ヘッダーイメージ 本文へジャンプ

◆「教育」というテ-マのむずかしさ
「本を選ぶ」(ライブラリ-・アド・サ-ビス発行) 【No.235 2004/12】

 大きな書店に限られるが、「教育書のコ-ナ-」がある。図書館でも、図書館分類に
沿った教育関連の図書が並べられている。
 内容は、どこの書店でもどこの図書館でも似たり寄ったりで、教育心理、教職課程取
得のための参考書や問題集、「教育学原論」などの硬い専門書に加え、時々の話題に
なっている「何となく教育に関係のありそうな」売れ筋の図書が付け加えられていると
いう感じだ。
 21世紀の展望は教育の充実が最優先という各界識者のかけ声で、お上主導の学
校・大学改革や外国語教育が先行しているようだが、書籍の充実という意味ではどう
だろう。テ-マや執筆者を含め、読者にソフトを提供する側に問題がありはしないか。
書棚を見るたびにそう思う。
 来年は戦後60年、戦後民主主義も定年を迎える年となる。
 文部省と日教組の対立の図式に慣れ親しんできた世代には、近年の、日常的に繰り
返し報道される子ども・青年がかかわる事件に正対できないでいる。自身の成長過程
で体験してきたことでは消化できない現象にとまどいを感じている。何か解決のヒントと
なる書籍はないだろうか、と一生懸命に背表紙をたどっていく人も多いのではないか。
 一つの提案だが、<偉人伝>を新時代向けに編集し直すというのはどうだろうか。
 野口英世・樋口一葉の新札の人物設定は、何となく「見え見えの復古調」と私など思
ってしまうのだが、編集の仕方次第では、歴史的偉人(意外性も含め)の再発掘は、案
外新時代の活性化につながる可能性はあるのではないかと思うのだ。
 高度成長期を謳歌してきた団塊の世代が、ものごころついたころ最初に与えられた本
が偉人伝だった。そこには、戦後の新しいイデオロギ-「(出自にかかわらず)努力すれ
ばこのような人にもなれる」という現実味のあるスト-リ-が描かれており当事者として
はワクワクしながら読んだものだ。もちろん過去に抱いた懐かしいという感性を、後世代
に押しつけるという意味ではないし、復古調の文体に慣れ親しんでほしいとも思ってはいない。あえて今、前向きに生きるヒントとして考えてみたらどうだろう。

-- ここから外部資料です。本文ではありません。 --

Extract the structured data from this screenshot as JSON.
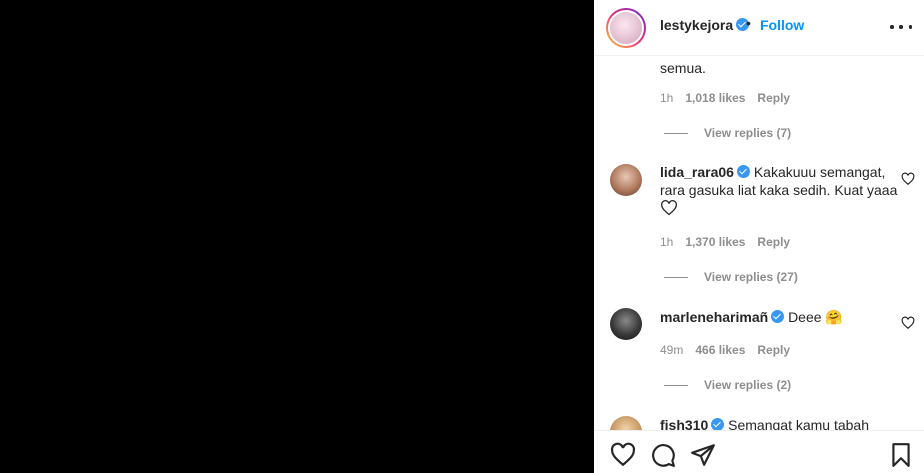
{
  "post": {
    "username": "lestykejora",
    "separator": "•",
    "follow_label": "Follow"
  },
  "comments": [
    {
      "text_tail": "semua.",
      "time": "1h",
      "likes": "1,018 likes",
      "reply_label": "Reply",
      "view_replies": "View replies (7)"
    },
    {
      "username": "lida_rara06",
      "text": "Kakakuuu semangat, rara gasuka liat kaka sedih. Kuat yaaa",
      "time": "1h",
      "likes": "1,370 likes",
      "reply_label": "Reply",
      "view_replies": "View replies (27)"
    },
    {
      "username": "marleneharimañ",
      "text": "Deee",
      "emoji": "🤗",
      "time": "49m",
      "likes": "466 likes",
      "reply_label": "Reply",
      "view_replies": "View replies (2)"
    },
    {
      "username": "fish310",
      "text": "Semangat kamu tabah"
    }
  ],
  "colors": {
    "verified": "#3897f0",
    "follow": "#0095f6",
    "muted": "#8e8e8e"
  }
}
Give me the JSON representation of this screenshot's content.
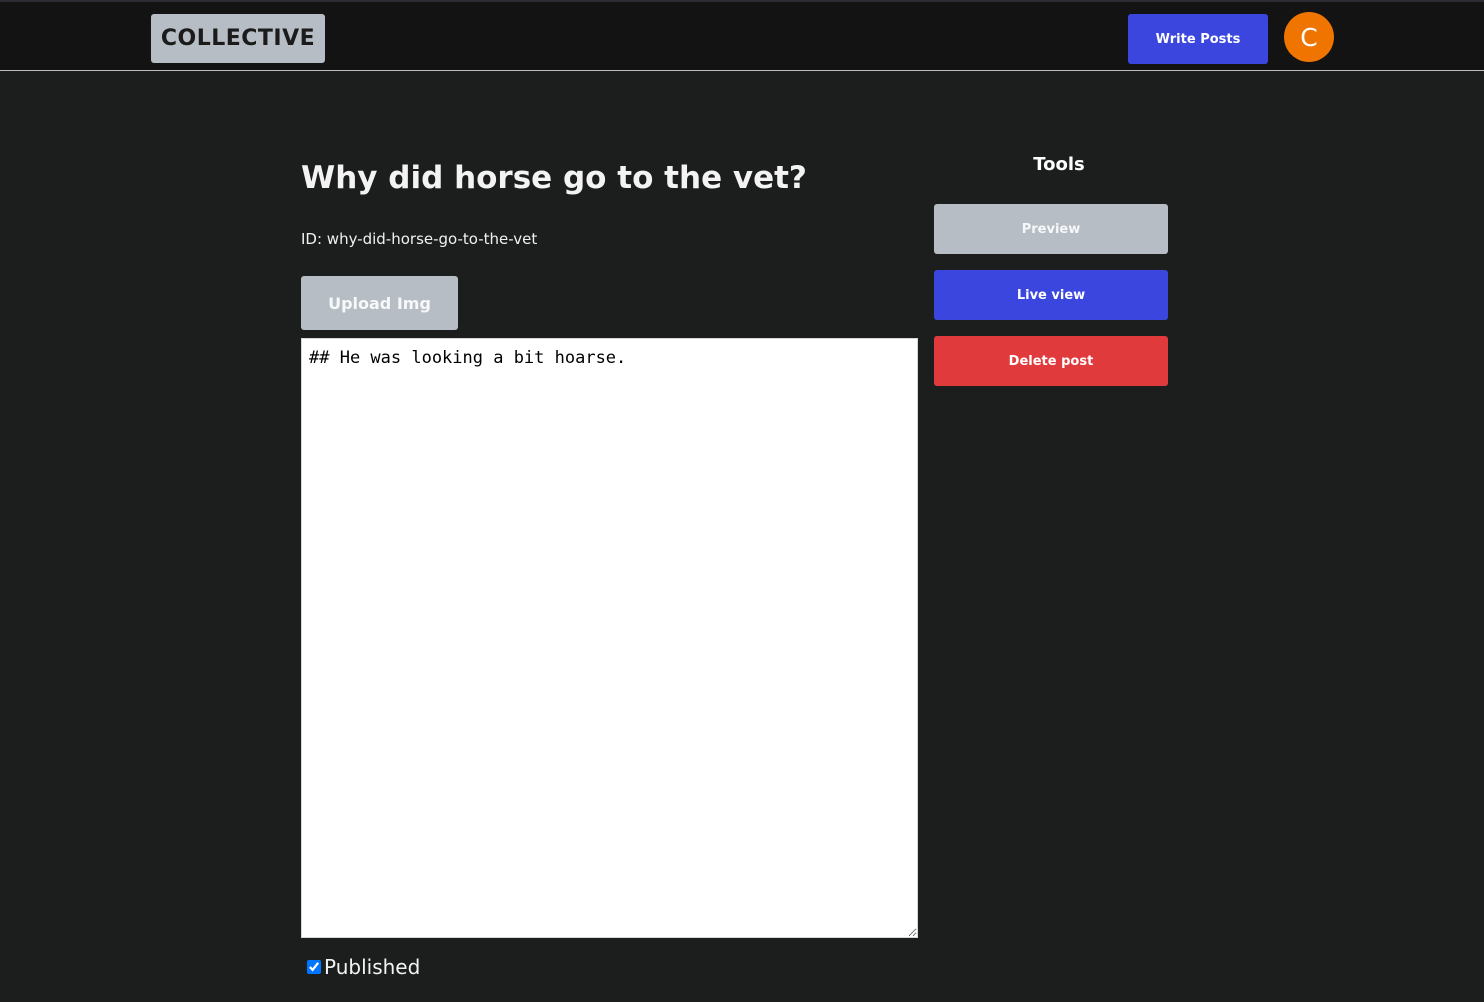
{
  "header": {
    "logo": "COLLECTIVE",
    "write_posts_label": "Write Posts",
    "avatar_initial": "C"
  },
  "post": {
    "title": "Why did horse go to the vet?",
    "id_line": "ID: why-did-horse-go-to-the-vet",
    "upload_label": "Upload Img",
    "body": "## He was looking a bit hoarse.",
    "published_label": "Published",
    "published": true
  },
  "tools": {
    "heading": "Tools",
    "preview_label": "Preview",
    "live_view_label": "Live view",
    "delete_label": "Delete post"
  },
  "colors": {
    "background": "#1c1e1e",
    "topbar": "#131313",
    "primary": "#3b46df",
    "secondary": "#b6bdc4",
    "danger": "#e03a3c",
    "avatar": "#f07400"
  }
}
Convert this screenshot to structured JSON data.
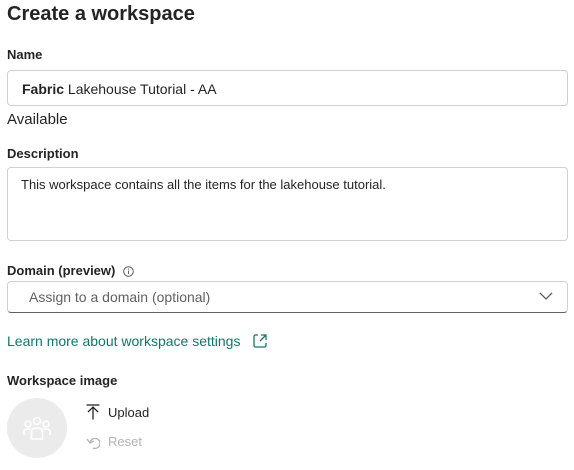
{
  "page": {
    "title": "Create a workspace"
  },
  "name": {
    "label": "Name",
    "value_bold": "Fabric",
    "value_rest": " Lakehouse Tutorial - AA",
    "status": "Available"
  },
  "description": {
    "label": "Description",
    "value": "This workspace contains all the items for the lakehouse tutorial."
  },
  "domain": {
    "label": "Domain (preview)",
    "info_icon": "info-icon",
    "placeholder": "Assign to a domain (optional)",
    "chevron_icon": "chevron-down-icon"
  },
  "settings_link": {
    "text": "Learn more about workspace settings",
    "icon": "external-link-icon",
    "color": "#117865"
  },
  "workspace_image": {
    "label": "Workspace image",
    "avatar_icon": "group-icon",
    "upload_label": "Upload",
    "reset_label": "Reset"
  }
}
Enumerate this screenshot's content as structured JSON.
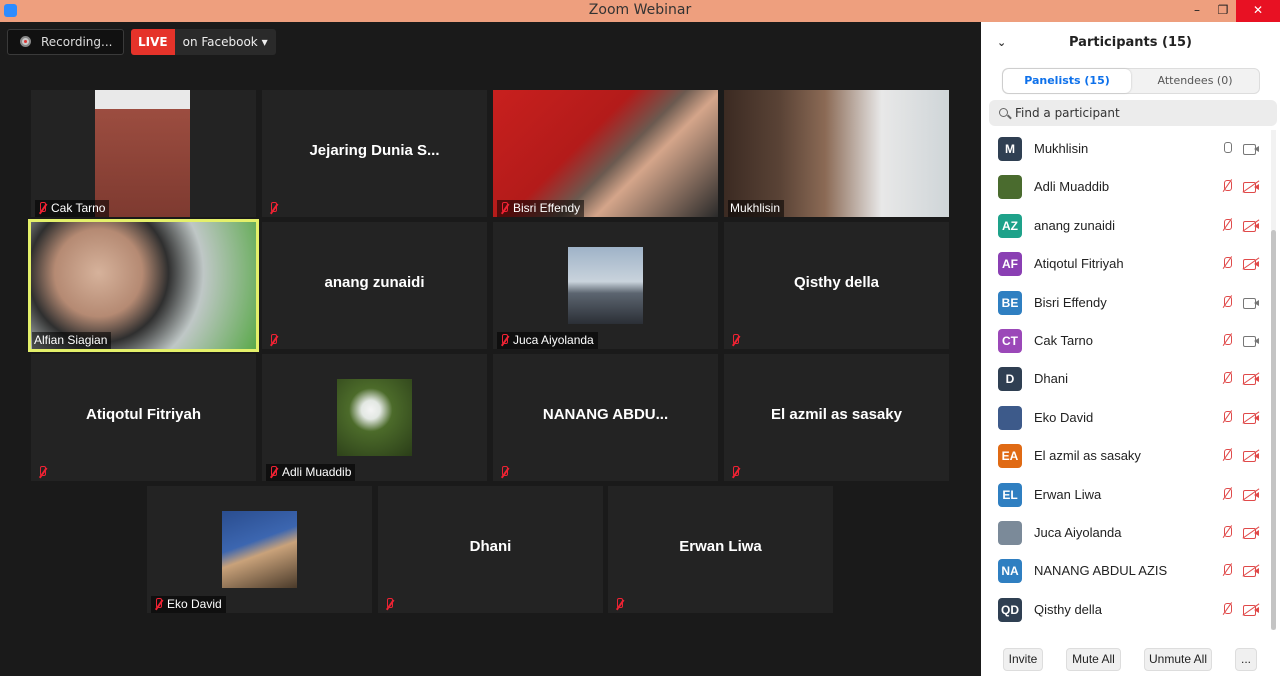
{
  "window": {
    "title": "Zoom Webinar",
    "minimize": "–",
    "maximize": "❐",
    "close": "✕"
  },
  "toolbar": {
    "recording": "Recording...",
    "live_badge": "LIVE",
    "live_target": "on Facebook ▾"
  },
  "tiles": [
    {
      "name": "Cak Tarno",
      "label": "Cak Tarno",
      "video": true
    },
    {
      "name": "Jejaring  Dunia  S...",
      "label": "",
      "video": false
    },
    {
      "name": "Bisri Effendy",
      "label": "Bisri Effendy",
      "video": true
    },
    {
      "name": "Mukhlisin",
      "label": "Mukhlisin",
      "video": true
    },
    {
      "name": "Alfian Siagian",
      "label": "Alfian Siagian",
      "video": true
    },
    {
      "name": "anang zunaidi",
      "label": "",
      "video": false
    },
    {
      "name": "Juca Aiyolanda",
      "label": "Juca Aiyolanda",
      "video": true
    },
    {
      "name": "Qisthy della",
      "label": "",
      "video": false
    },
    {
      "name": "Atiqotul Fitriyah",
      "label": "",
      "video": false
    },
    {
      "name": "Adli Muaddib",
      "label": "Adli Muaddib",
      "video": true
    },
    {
      "name": "NANANG  ABDU...",
      "label": "",
      "video": false
    },
    {
      "name": "El azmil as sasaky",
      "label": "",
      "video": false
    },
    {
      "name": "Eko David",
      "label": "Eko David",
      "video": true
    },
    {
      "name": "Dhani",
      "label": "",
      "video": false
    },
    {
      "name": "Erwan Liwa",
      "label": "",
      "video": false
    }
  ],
  "panel": {
    "title": "Participants (15)",
    "tabs": {
      "panelists": "Panelists (15)",
      "attendees": "Attendees (0)"
    },
    "search_placeholder": "Find a participant",
    "participants": [
      {
        "initials": "M",
        "name": "Mukhlisin",
        "color": "#2f3f52",
        "mic": "on",
        "cam": "on"
      },
      {
        "initials": "",
        "name": "Adli Muaddib",
        "color": "#4a6b2e",
        "mic": "off",
        "cam": "off"
      },
      {
        "initials": "AZ",
        "name": "anang zunaidi",
        "color": "#1ea28a",
        "mic": "off",
        "cam": "off"
      },
      {
        "initials": "AF",
        "name": "Atiqotul Fitriyah",
        "color": "#8a3fb3",
        "mic": "off",
        "cam": "off"
      },
      {
        "initials": "BE",
        "name": "Bisri Effendy",
        "color": "#2f7fc1",
        "mic": "off",
        "cam": "on"
      },
      {
        "initials": "CT",
        "name": "Cak Tarno",
        "color": "#9b48b8",
        "mic": "off",
        "cam": "on"
      },
      {
        "initials": "D",
        "name": "Dhani",
        "color": "#2f3f52",
        "mic": "off",
        "cam": "off"
      },
      {
        "initials": "",
        "name": "Eko David",
        "color": "#3d5a8a",
        "mic": "off",
        "cam": "off"
      },
      {
        "initials": "EA",
        "name": "El azmil as sasaky",
        "color": "#e06a14",
        "mic": "off",
        "cam": "off"
      },
      {
        "initials": "EL",
        "name": "Erwan Liwa",
        "color": "#2f7fc1",
        "mic": "off",
        "cam": "off"
      },
      {
        "initials": "",
        "name": "Juca Aiyolanda",
        "color": "#7b8a99",
        "mic": "off",
        "cam": "off"
      },
      {
        "initials": "NA",
        "name": "NANANG ABDUL AZIS",
        "color": "#2f7fc1",
        "mic": "off",
        "cam": "off"
      },
      {
        "initials": "QD",
        "name": "Qisthy della",
        "color": "#2f3f52",
        "mic": "off",
        "cam": "off"
      }
    ],
    "buttons": {
      "invite": "Invite",
      "mute_all": "Mute All",
      "unmute_all": "Unmute All",
      "more": "..."
    }
  }
}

 ずいぶん長い間、「教育」という誰もが関心をもつ課題に取り組んできたつもりで、いま
だ同じ回路を逡巡している。熱心さを鼓舞すれば「エゴ」になり、一般論を吹聴すれば「日和見」となじられる。でも気をつけて観察してみれば、バランスのよい、新時代に適応した熱心な教育者・教育書は案外多い。
 「硬い教育書」というイメ-ジを何とか払拭したい。図書館・書店の皆さんの積極的目配りをお願いしたいと思っている。